If you're coming from another tool, this is the same persistent-context problem that drove Cursor's project rules and Cursor's v3.5 automations. The mechanics differ, but the choice is identical: explicit committed rules versus learned context.
Memory and model cost in June 2026
Usage-based billing went live June 1. That changes the math on heavier models. Claude Opus 4.8 went GA in Copilot on May 28 with a 15X premium request multiplier, which holds until usage-based billing launches on June 1 (GitHub changelog, May 28, 2026). Opus 4.8 is available to Copilot Pro+, Business, and Enterprise plans.
Here is why Memory belongs in the same conversation. A model that starts every session cold has to re-derive your repo's conventions from whatever context you hand it. A repo where Memory has already captured those conventions gives the model real starting context instead of a blank slate. When each premium-tier request costs 15X a base request, the value you get per request goes up if the model is not spending that request re-learning what your build command is or which test framework you use.
This is not a reason to pick Opus 4.8. Plenty of work runs fine on a base model. It is a reason to configure Memory before you commit to a higher-cost tier, so that when you do reach for the expensive model, it's working from your repo's patterns rather than from zero. Set the cheap thing up first, then decide on the expensive thing.
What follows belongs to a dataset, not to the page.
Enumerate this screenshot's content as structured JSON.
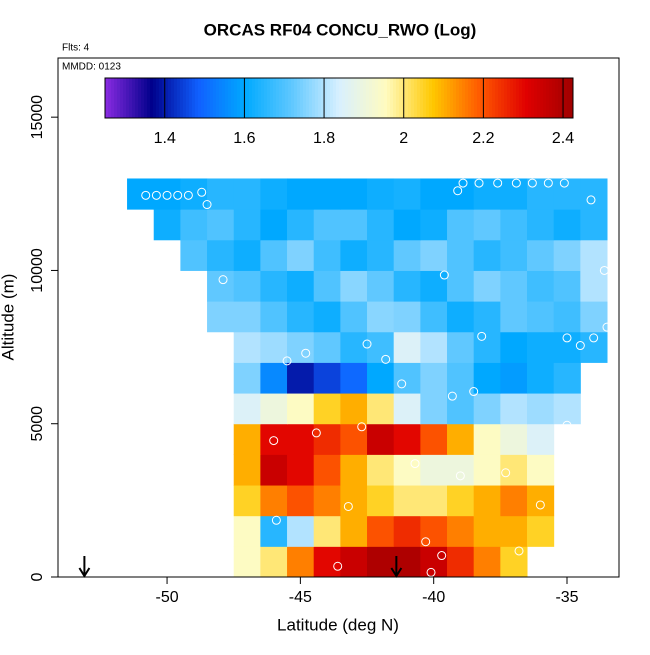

You can compare current plan pricing on GitHub Copilot's plans page to see where Pro+, Business, and Enterprise land under the new billing model.
Quick FAQ
Is Copilot Memory available on all paid plans? Memory is in public preview and available to all paid Copilot plans. The catch is user-level preferences, which require Copilot Pro, Pro+, or Max. Business and Enterprise seats get repo-level facts but not personal preferences on their own.
Does Memory work in VS Code and the CLI, or just the GitHub app? Today, three features use Memory: the cloud agent, code review, and the CLI. GitHub has said it plans to bring Memory to more features over time. If you run Copilot in VS Code or another IDE, those surfaces do not read or write Memory yet, so a committed instructions file is still the only way to feed them repo context.
Can I see every fact Copilot has stored about my repo?
Yes, if you own the repo. Go to Repository Settings > Copilot > Memory for the full list of repo-level facts, and delete any that are wrong or stale. Your own preferences live at github.com/settings/copilot/memory.
Does Memory pull from my .github/copilot-instructions.md file?
They're separate systems. The instructions file is custom instructions you commit and maintain. Memory is learned context Copilot stores on its own. One of Memory's stated benefits is reducing how much you have to maintain in instructions files, but it doesn't read the file as a source.
What happens to stored facts if I turn off Memory for a repo? Repo-level facts stop being stored or read, but they aren't deleted. Turn Memory back on for that repo and Copilot reads them again. User-level preferences are unaffected by the repo switch.
What we'd do this week
Run /memory show in the CLI, or open github.com/settings/copilot/memory, and look at what's already stored. If you're on Pro or Pro+, Memory has been on by default and quietly learning. On your active repos, leave it on and prune anything that looks wrong. On any repo where exact, reviewable behavior matters more than convenience, keep a committed copilot-instructions.md file for the hard rules and let Memory handle the rest. Then, before you reach for a 15X-multiplier model, make sure Memory has your conventions captured so the premium request isn't burning tokens re-learning your build command.